Bitcoin was originally created to represent a currency without ties to a centralised bank. Anti-inflationary and cost effective, the advantages’ of Bitcoin are plain to see. Yet the digital currency remains relatively volatile in terms of price level, at this moment in time. Thus, could Bitcoin and other digital currencies have yet another secondary application?
London has always been associated as a hub for Financial Services. In 2012, the capital accounted for 50.5% of the financial sectors Gross Added Value to the UK economy. Britain, remains the 4th largest Country or state in terms of Venture Capital Investment, lagging behind America, Canada and China in Bitcoin enterprises. But could this all be about to change? Goldman Sachs, the Bank of England and Barclays, to name just a few, are investigating the prospects of using Bitcoins to reduce the costs of traditional financial practises. So could we be seeing London, as a leading front runner, in the digital currency World? Such is the current focus, that the Chancellor of the Exchequer has outlined £10 million worth of Governmental spending in Bitcoin research during the last budget.

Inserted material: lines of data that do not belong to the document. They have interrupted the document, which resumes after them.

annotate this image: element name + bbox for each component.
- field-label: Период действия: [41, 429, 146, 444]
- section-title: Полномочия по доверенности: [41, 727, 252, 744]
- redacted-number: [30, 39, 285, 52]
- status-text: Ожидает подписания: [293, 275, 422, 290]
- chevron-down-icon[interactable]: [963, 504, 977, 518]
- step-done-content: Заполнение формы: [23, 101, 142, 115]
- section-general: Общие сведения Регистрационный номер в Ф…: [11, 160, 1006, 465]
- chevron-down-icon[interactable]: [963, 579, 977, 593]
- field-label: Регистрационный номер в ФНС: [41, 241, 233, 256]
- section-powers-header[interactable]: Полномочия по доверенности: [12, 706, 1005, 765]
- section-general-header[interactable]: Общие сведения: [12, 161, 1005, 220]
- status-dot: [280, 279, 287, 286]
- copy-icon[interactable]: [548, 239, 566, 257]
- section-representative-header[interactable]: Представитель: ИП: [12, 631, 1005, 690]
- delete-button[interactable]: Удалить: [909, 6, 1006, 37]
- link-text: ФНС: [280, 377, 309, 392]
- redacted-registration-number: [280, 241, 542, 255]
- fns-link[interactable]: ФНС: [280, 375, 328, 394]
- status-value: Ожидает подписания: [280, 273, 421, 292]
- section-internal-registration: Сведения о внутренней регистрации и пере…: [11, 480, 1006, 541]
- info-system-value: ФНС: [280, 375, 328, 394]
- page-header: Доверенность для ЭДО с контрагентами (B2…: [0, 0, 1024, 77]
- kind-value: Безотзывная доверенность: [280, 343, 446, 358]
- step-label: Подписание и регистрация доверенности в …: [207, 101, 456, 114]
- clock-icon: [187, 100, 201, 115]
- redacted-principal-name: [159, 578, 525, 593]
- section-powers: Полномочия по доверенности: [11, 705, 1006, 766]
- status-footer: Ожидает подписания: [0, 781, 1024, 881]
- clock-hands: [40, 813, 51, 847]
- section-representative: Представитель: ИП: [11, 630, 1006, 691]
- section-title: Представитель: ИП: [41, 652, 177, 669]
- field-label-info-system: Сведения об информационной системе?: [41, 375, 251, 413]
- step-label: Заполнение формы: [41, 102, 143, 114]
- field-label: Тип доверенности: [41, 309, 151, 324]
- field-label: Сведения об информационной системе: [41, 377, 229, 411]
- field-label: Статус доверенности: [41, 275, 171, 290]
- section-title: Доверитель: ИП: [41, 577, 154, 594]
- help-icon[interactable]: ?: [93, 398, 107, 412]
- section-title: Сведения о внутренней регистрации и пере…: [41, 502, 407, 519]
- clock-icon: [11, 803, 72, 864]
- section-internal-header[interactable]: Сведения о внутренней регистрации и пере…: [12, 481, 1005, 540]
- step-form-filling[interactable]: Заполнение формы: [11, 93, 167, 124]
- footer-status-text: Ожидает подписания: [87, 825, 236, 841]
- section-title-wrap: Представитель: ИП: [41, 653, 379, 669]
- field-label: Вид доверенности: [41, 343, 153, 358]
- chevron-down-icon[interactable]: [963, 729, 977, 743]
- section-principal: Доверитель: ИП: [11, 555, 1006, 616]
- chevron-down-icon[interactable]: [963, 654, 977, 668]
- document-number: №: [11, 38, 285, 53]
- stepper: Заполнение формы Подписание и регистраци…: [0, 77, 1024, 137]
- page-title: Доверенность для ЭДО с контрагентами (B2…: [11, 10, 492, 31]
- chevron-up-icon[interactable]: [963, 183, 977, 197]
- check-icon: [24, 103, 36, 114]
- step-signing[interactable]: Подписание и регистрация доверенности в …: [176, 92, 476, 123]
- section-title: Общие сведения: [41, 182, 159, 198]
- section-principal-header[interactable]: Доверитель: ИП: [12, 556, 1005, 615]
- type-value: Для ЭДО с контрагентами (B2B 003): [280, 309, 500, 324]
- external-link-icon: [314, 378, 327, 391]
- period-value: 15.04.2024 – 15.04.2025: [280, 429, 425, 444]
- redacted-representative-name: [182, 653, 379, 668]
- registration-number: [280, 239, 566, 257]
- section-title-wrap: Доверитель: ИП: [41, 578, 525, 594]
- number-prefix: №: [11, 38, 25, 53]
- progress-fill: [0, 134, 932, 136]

Many retail outlets are now accepting Bitcoin as a form of monetary payment. The usage of every transaction is then stored on the cloud in a “virtual digital ledger/ spreadsheet” called, “the BlockChain”. The technology behind BlockChain would reduce costings for international payment transfers and by avoiding slow payment networks. Santander, the well-established Spanish retail bank has taken note of this, suggesting in a written report, that the implementation of blockchain technologies could save up to $20 billion, year on year by 2022. This would account for a considerable reduction in overheads. Another potential upside, is the faster clearing and settlement of trades by bypassing legacy systems. Now interestingly, if the grass is so much greener, why have we been holding off on the embracement of the transactional usage of cryptocurrencies?
One potential hindrance to the usage of Bitcoin by retail banks, is the legality of the origins of the currency. Banks have a legal obligation to ensure they do not contribute or benefit from the proceeds of crime. Naturally, the acceptance of Bitcoins earned through money laundering or a dark web drug market would land them in considerable trouble with the Regulators. With the anonymity of Bitcoin, the risks of being caught up in illegal practises far out-way the benefits of the currency usage.
Yet a London based Bitcoin firm, “Elliptic” have developed cutting edge software which has the capability to identify where the Bitcoins have emanated from. Elliptic, state that their system, can make a highly accurate guess at the possessor of the bitcoin wallet from which was used. The software itself spans through both the internet and dark web to indicate digital fingerprints which collectively point towards the origins of the digital currency. As of later this year, the system is to become compatible with existing banking software, allowing for the first time, the usage of Bitcoins in Retail and Investment Banking. We are standing on the precipice of a revolution fuelled by the financial sector in London. Which in turn can only add to the longevity of Bitcoin.